Novel method protects 2D and 3D CAD image integrity

Integrating computer-aided detection with PACS has become a recent trend in digital imaging. Data integrity issues can arise with DICOM CAD images, however, when the two systems are connected, according to a paper published in June.

Integrity concerns center on whether CAD images have been changed or CAD results altered. Data integrity assures that medical data have not been altered, destroyed, or deleted by unauthorized personnel.

"Traditional security methods such as encryption and access control by user password are able to protect data privacy and authenticity, but these techniques are ineffective for assuring data integrity," said Zheng Zhou, Ph.D., of the Image Processing and Informatics Laboratory of the radiology department at the University of Southern California.

Such issues already exist with standard CAD workstations, but they become more crucial when CAD is integrated with PACS, where CAD images and results can be easily accessed, according to Zhou.
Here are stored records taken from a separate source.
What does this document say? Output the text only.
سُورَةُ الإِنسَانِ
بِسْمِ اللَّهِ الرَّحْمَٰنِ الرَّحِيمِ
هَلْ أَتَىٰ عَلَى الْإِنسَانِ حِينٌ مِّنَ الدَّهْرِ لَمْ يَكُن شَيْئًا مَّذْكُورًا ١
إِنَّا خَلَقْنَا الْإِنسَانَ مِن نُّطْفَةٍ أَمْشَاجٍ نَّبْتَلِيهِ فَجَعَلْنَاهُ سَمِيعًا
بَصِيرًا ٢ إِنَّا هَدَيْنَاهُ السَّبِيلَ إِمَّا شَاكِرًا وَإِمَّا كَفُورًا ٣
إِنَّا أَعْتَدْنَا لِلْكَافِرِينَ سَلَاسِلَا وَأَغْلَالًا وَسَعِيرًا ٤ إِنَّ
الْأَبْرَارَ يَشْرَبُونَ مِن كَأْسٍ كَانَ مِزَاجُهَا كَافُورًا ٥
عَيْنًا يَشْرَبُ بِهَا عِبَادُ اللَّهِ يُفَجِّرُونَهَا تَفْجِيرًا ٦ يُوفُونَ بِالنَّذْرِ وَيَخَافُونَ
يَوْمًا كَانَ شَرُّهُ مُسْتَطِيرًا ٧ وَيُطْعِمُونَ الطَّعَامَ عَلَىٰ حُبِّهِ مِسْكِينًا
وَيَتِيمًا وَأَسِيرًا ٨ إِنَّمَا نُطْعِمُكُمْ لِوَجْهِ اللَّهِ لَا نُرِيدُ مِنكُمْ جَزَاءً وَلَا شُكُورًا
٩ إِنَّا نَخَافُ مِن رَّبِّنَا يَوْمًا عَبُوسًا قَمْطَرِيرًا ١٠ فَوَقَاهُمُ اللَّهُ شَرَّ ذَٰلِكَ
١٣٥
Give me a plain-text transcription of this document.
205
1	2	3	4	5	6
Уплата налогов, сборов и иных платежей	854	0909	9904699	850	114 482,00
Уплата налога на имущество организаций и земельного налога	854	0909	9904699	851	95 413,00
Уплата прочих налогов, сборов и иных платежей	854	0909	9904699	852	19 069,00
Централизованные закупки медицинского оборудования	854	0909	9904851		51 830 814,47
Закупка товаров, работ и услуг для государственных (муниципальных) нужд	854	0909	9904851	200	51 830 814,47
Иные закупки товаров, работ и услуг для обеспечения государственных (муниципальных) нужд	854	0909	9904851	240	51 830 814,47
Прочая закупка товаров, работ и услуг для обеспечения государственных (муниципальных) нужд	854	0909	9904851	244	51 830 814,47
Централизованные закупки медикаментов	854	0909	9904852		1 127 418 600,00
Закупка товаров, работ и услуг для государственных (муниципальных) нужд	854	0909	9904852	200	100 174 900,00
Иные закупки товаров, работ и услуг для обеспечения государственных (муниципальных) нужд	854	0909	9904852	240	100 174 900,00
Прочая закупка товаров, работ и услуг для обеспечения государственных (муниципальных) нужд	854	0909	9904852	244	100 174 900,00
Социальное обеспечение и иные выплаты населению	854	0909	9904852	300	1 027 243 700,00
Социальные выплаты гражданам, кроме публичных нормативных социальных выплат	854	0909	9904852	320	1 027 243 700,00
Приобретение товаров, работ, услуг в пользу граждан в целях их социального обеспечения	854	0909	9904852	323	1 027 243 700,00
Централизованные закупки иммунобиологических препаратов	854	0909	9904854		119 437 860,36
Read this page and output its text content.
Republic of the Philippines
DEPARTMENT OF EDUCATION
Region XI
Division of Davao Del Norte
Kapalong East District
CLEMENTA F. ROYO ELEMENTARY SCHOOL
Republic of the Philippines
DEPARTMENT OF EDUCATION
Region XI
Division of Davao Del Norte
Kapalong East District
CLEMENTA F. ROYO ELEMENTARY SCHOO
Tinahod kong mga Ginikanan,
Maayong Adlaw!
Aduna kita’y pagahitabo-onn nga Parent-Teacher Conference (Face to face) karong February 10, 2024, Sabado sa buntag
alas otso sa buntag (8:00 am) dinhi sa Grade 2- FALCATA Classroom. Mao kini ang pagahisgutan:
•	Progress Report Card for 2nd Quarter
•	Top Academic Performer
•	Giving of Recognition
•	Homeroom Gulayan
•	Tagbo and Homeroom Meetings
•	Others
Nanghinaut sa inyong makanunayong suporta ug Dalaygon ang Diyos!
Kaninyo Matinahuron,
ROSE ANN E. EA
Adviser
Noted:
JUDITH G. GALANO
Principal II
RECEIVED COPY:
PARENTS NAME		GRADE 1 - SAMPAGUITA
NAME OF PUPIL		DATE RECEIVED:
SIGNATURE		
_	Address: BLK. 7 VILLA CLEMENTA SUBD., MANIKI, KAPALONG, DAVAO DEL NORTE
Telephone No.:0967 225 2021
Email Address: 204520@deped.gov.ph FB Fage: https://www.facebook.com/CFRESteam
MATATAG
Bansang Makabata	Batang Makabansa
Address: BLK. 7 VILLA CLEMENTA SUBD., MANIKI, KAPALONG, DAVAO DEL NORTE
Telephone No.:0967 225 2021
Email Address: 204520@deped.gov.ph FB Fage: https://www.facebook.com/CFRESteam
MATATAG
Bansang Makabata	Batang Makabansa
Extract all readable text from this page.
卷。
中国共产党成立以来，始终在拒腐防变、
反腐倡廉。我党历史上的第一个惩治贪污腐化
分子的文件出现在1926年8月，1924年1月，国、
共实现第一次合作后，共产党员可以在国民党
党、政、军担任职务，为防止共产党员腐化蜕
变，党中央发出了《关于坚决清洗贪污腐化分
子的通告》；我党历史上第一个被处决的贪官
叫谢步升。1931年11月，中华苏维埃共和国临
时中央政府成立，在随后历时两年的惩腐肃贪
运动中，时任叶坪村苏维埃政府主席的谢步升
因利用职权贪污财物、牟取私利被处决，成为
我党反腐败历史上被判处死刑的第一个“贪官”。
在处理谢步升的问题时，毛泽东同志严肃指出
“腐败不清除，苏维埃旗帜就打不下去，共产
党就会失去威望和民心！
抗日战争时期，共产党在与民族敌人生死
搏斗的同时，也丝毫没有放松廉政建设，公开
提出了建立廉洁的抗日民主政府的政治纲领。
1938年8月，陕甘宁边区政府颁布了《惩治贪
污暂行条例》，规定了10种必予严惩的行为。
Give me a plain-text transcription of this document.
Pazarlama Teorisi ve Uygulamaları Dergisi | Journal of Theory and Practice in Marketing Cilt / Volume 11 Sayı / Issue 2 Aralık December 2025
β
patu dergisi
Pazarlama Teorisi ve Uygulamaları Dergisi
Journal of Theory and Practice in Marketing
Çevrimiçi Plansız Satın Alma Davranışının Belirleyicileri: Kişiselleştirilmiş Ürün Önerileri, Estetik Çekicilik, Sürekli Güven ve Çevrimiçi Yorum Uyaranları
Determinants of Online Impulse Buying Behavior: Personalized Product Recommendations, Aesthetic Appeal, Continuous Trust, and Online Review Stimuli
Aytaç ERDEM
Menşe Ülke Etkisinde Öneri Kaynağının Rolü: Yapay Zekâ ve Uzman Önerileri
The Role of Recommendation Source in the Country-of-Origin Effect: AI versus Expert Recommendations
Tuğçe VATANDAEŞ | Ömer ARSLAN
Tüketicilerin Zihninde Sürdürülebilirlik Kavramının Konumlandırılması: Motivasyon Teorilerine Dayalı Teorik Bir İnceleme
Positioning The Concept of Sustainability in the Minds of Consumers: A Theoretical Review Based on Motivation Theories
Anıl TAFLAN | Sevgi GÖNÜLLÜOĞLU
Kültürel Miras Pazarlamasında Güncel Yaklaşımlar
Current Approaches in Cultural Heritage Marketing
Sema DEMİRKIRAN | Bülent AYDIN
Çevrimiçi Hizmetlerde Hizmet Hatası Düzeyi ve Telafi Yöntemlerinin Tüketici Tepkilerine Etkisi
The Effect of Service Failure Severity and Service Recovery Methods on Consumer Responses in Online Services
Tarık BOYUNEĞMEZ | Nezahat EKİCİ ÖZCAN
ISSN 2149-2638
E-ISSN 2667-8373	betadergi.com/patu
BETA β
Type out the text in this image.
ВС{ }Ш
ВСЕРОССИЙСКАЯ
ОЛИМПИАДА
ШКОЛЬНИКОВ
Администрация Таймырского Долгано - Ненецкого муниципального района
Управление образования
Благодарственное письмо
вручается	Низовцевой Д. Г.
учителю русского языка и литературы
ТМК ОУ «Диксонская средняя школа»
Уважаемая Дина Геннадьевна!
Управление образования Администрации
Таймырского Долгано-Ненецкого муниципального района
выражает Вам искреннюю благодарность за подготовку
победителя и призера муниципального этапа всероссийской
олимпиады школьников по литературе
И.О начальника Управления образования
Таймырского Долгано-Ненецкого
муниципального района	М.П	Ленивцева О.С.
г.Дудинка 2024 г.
"Assuring data integrity not only guarantees the objectivity of CAD results for decision support, but, more important, it enhances physician confidence in CAD," he said.

The paper presents a novel lossless digital signature embedding method called LDSE, which can automatically detect the alteration of even a single pixel in a DICOM image (Comput Med Imaging Graph 2007;31(4-5):353-360). LDSE can also completely restore the original data using a data embedding process, Zhou said.

"A traditional digital signature method is used to assure the integrity of CAD textual results," Zhou said. "By combining the LDSE method and the traditional digital signature method, we provide a complete solution for assuring the integrity of CAD data."

LDSE was developed for 2D DICOM images, but Zhou soon discovered a new challenge with 3D CAD results.

"A 3D tumor volume, for example, is segmented from a 3D CT lung study," he said. "We can apply the 2D LDSE method to each of the 3D segmented tumor images, but this is inefficient. The LDSE process takes 0.06 seconds for one CT image, and it must be repeated 30 or 40 times for the tumor volume - significantly delaying diagnostic workflow."

Worse, 2D LDSE is not able to detect any deletion or loss of images in the 3D volume. Zhou compensated for these deficiencies by developing a 3D LDSE method that assures 3D volume image integrity.

"Three-D LDSE has proved to be applicable and more efficient than 2D LDSE for 3D volume image integrity," he said.